Monday, December 22, 2008

Letting Things Go

The holidays are a wonderful time of celebrating with our families, rejoicing in our spiritual beliefs, and eating great food. For many of us, it’s also a time of great stress. We have trees to trim, meals to plan, parties to juggle, sick noses to wipe, and shopping lists that need to say within budget. For us working moms, you can add the end of the year rush to finish up projects and clearing off of the desk. I’m not sure what extra “fun” hits the stay at home moms, but I’m guessing it’s just as bad.

My sister and I have worked out the holidays so that she hosts Thanksgiving, and I host Christmas. She is the better cook, so it makes sense for her to do the more important meal. Plus, staying home on Christmas day allows us to host my mother in law, if she’s in the mood. At least we don’t have to travel all over the place, making stops in several states.

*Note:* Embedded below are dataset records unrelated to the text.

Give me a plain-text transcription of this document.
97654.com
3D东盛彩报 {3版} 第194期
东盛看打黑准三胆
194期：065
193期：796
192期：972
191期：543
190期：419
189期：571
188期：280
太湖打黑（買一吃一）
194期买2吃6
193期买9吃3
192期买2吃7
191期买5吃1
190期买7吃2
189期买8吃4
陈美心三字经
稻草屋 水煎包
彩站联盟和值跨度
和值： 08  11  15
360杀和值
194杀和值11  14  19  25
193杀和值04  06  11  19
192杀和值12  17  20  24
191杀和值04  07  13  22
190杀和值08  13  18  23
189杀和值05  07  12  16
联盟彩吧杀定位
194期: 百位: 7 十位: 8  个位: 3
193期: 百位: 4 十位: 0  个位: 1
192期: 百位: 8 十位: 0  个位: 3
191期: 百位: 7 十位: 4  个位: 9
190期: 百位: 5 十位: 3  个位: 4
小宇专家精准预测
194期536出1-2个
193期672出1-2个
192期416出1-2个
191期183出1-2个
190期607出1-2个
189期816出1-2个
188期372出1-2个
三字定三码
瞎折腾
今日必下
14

A few years ago, I started doing a buffet for Christmas dinner. The spread included baked ziti, roast beef sandwiches from that hole-in-the-wall deli, and home baked cookies galore. Over the years, I’ve started adding items to the menu, like twice baked potatoes with shrimp, green beans with cashews, pies, homemade rolls, and even more cookies. Andy goads me on with dreams of even more. So, when I started planning the Christmas menu this year, I decided I was going to top the previous years and drop the roast beef sandwiches for something new, and even more “special.”

But, I couldn’t come up with anything. I was wracking my brain, scouring the internet, and looking through my cook books and magazines. But nothing was hitting me. Everything that sounded interesting required planning oven space, and juggling dishes, leaving me almost no time with my guests. Add to that the restriction on onions and ham, and a vegetarian guest, and I started getting really frustrated.

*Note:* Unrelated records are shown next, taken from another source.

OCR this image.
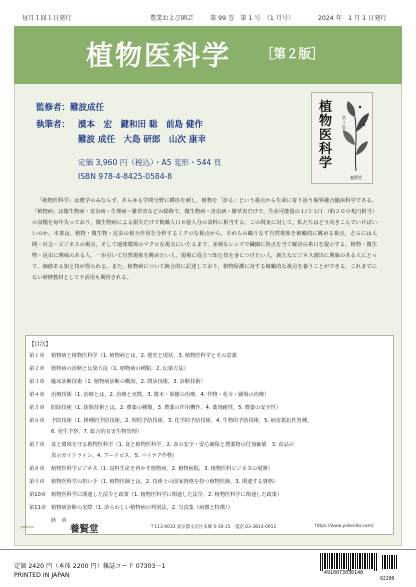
毎月１回１日発行	農業および園芸	第 99 巻　第 1 号　（1 月号）	2024 年　1 月 1 日発行
植物医科学 ［第２版］
植物医科学
第２版
養賢堂
監修者：難波成任
執筆者： 濱本　宏　鍵和田 聡　前島 健作
難波 成任　大島 研郎　山次 康幸
定価 3,960 円（税込）・A5 変形・544 頁
ISBN 978-4-8425-0584-8

「植物医科学」は農学のみならず，あらゆる学問分野に横串を刺し，植物を「診る」という視点から生命に寄り添う複界融合臨床科学である。「植物病」は微生物病・害虫病・生理病・雑草害などの総称で，微生物病・害虫病・雑草害だけで，生産可能量の１/３３/１（約２００兆円相当）の食糧を毎年失っており，微生物病による損失だけで飢餓人口８億人分の食料に相当する。この現実に対して，私たちはどう向きこんでいけばいいのか。本書は，植物・微生物・昆虫の相互作用を分析するミクロな視点から，それらの織りなす自然現象を俯瞰的に眺める視点，さらには人間・社会・ビジネスの視点，そして地球環境のマクロな視点にいたるまで，多層なレンズで繊細に焦点を当て解決の糸口を提示する。植物・微生物・昆虫に興味のある人，一歩引いて自然現象を眺めたい人，現場に役立つ知と技を身につけたい人，新たなビジネス創出に興味のある人にとって，価値ある知と技が得られる。また，植物病について統合的に記述しており，植物保護に対する俯瞰的な視点を養うことができる。これまでにない研修教材として不活用も期待される。

【目次】
第１章 植物病と植物医科学（1. 植物病とは，2. 歴史と現状，3. 植物医科学とその意義
第２章 植物病の診断と伝染方法（1. 植物病の種類，2. 伝染方法）
第３章 臨床診断技術（1. 植物病診断の概説，2. 問診技術，3. 診断技術）
第４章 治療技術（1. 治療とは，2. 治療と実際，3. 微本・果樹の治療，4. 作物・花卉・圃場の治療）
第５章 防除技術（1. 防除技術とは，2. 農薬の種類，3. 農薬の作用機作，4. 薬剤耐性，5. 農薬の安全性）
第６章 予防技術（1. 耕種的予防技術，2. 理的予防技術，3. 化学的予防技術，4. 生物的予防技術，5. 病害抵抗性育種，
6. 発生予察，7. 総合的有害生物管理）
第７章 食と環境を守る植物医科学（1. 食と植物医科学，2. 食の安全・安心確保と農薬物の付加価値　3. 食品の
表示ガイドライン，4. フードロス，5. バイテク作物）
第８章 植物医科学ビジネス（1. 食料生産を脅かす植物病，2. 植物病院，3. 植物医科ビジネスの展開）
第９章 植物医科学の担い手（1. 植物医師とは，2. 技術士の国家資格を持つ植物医師，3. 関連する資格）
第10章 植物医科学に関連した法令と政策（1. 植物医科学に関連した法令，2. 植物医科学に関連した政策）
第11章 植物病診断の実際（1. 診らわしい植物病の判別法，2. 写真集（病徴と特徴））
終　章
yokendo	養賢堂	〒113-0033 東京都文京区本郷 5-30-15　電話 03-3814-0911	https://www.yokendo.com/
定価 2420 円（本体 2200 円）雑誌コード 07303－1
PRINTED IN JAPAN	4910073030148
02200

On Friday, I came across some articles about “Core Competency Mom’s” that really got me thinking. You can read them here:

On Not Doing Dishes: The Rise of the Core Competency Mom

Life, Uncluttered

On Wasting Time: Are you Reading This at Work? (I was)

A Happy Mom’s Secret: Don’t Do Your Own Laundry.

There were a lot of good points in the Authors’ blog articles, and they help me put Christmas in perspective. (She also made me want to hire a cleaning service, but some things aren’t in the budget. Thank God Andy vacuums.) So I asked myself what I valued the most about Christmas dinner. The answer came quickly. I enjoy spending time with my family. Yet last year, I didn’t get much chance to do that. In fact, I even had to kick my dad out of the kitchen several times because he kept getting in my way. In my attempts to outdo myself from the year before, I’ve lost touch with what the evening is all about.

Saturday, I dropped all plans for Christmas dinner. I’m just going to let it go. I will not be spending an hour waiting in line for roast beef. I will not be baking potatoes and pealing shrimp for a side dish. I’m going to make a simple, but scrumptious pasta dinner that will allow me to sit down with my family while we all enjoy the meal. We’ll laugh, eat too much, and then adjourn to the living room to share in the silly gifts we buy each other. (I’m betting five bucks that my brother and I both got my dad the same calendar.)

It felt great to just let go and simplify the meal. I didn’t realize it, but I was sort of dreading Christmas dinner. But with my revised plans, came a renewed excitement about the event itself. I’m focusing more on what we will be doing, and how it’s going to feel, than I am on where I’m going to get an extra oven for one day.

I also realized that making dinner misses out on my Core Competency. I’m not a chef. I’m a baker! So, while dinner might be simple, desert is going to rock! Cookies, pies and cakes will round out the meal. Come Thursday evening, I plan on there being a lot of over stuffed tummies sitting in my living room unwrapping gifts and laughing away.

P.S. No news on Mr. Fuzzy. I heard him for about 10 minutes on Saturday night. When I put my ear to the wall, it became clear to me that whatever it is, it’s not in the Chimney. In fact, much to my chagrin, it sounds like it’s playing in the rain gutter. I’m going to toss some mothballs into that corner of the attic and see what that does. Hopefully, I’ll get a chance to talk with my neighbor and let her know that it might be in her attic.

3 comments:

LauraC said...

I'm toning it down this entire holiday season. No hours wasted spent crafting a holiday letter (everyone reads my blog anyway). Food is being made while the kids are playing with grandma and GiGi. Presents are few but thoughtful. (And Jon wrapped them.)

Have a great holiday!

Mel said...

My own mother-in-law struggled with this for years. She is an awesome cook, but the joy was not there for her when she could not spend time with the family. So last year we had a WONDERFUL meal of ricotta stuffed shells and a beautiful salad with Italian Cream Cake (from a bakery) for dessert. And we all have great memories of spending lots of fun time together as a family.

Steph said...

This is why I baked cookies all weekend instead of cooking an actual meal!